A few short months ago, Eric Garcetti, the mayor of Los Angeles, was giving serious consideration to running for the Democratic presidential nomination. Now he finds himself in the midst of a homelessness crisis that could doom his political future.
If you were to conjure up the ideal California politician, you could do worse than Garcetti, a Jewish-Mexican-American Rhodes Scholar with a gift for gab, in English and Spanish, and a winningly unpretentious style. As if channeling a young Barack Obama, the mayor is fond of invoking storied moments from the American past—the Great Depression, the Second World War, the Civil Rights movement—to suggest that if previous generations were able to turn daunting challenges into historic accomplishments, then we ought to hold ourselves to the same exacting standard, a welcome alternative to the sourness and fatalism of other politicians on the left and right. But when it comes to Los Angeles’s long-running battle with homelessness, the mayor’s rhetoric looks more delusional than inspirational.
A month after Garcetti delivered his rousing State of the City Address, California released its annual homelessness count, revealing that after an encouraging 4 percent drop from 2017 to 2018, Los Angeles’s homeless population grew by 16 percent in 2019, bringing post-2011 growth up to 52 percent. These numbers would be alarming in any city, but in Los Angeles they are especially so because the city is the epicenter of a particularly brutal style of homelessness. Seventy-five percent of the city’s population is unsheltered, typhus and typhoid threaten to create a public health emergency, and a growing number of homeless people are either the perpetrators or the victims of violent crime.

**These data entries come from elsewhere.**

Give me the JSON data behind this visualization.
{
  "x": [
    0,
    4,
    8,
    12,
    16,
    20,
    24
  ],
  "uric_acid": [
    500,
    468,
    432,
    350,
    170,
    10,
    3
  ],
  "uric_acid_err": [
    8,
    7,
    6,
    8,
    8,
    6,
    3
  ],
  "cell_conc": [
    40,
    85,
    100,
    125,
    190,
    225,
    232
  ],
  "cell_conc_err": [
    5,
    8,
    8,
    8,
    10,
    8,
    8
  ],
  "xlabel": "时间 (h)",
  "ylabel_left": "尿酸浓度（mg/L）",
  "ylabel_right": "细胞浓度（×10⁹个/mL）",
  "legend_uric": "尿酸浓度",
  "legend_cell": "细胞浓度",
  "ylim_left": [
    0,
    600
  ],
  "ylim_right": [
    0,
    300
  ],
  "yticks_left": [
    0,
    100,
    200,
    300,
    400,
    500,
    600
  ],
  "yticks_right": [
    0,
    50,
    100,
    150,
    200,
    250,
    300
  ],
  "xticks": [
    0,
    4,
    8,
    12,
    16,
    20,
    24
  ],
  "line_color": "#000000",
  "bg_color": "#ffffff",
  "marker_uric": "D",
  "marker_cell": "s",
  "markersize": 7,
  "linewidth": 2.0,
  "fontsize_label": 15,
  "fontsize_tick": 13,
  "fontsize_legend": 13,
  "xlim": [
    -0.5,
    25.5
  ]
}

The mayor’s response has been to increase public spending on homelessness sharply, but he’s had frustratingly little to show for it. When the homelessness issue burst onto the front page a few years ago, Garcetti jumped into action with an ambitious plan to build emergency shelters in all 15 districts of the city. But as the mayor soon discovered, the issue with an “emergency” plan oriented around construction is that Los Angeles is a far cry from Bob Moses’s New York. Eighty percent of the shelters have been held up by red tape and community resistance. The short-term measures, then, must take the city’s built environment as a given.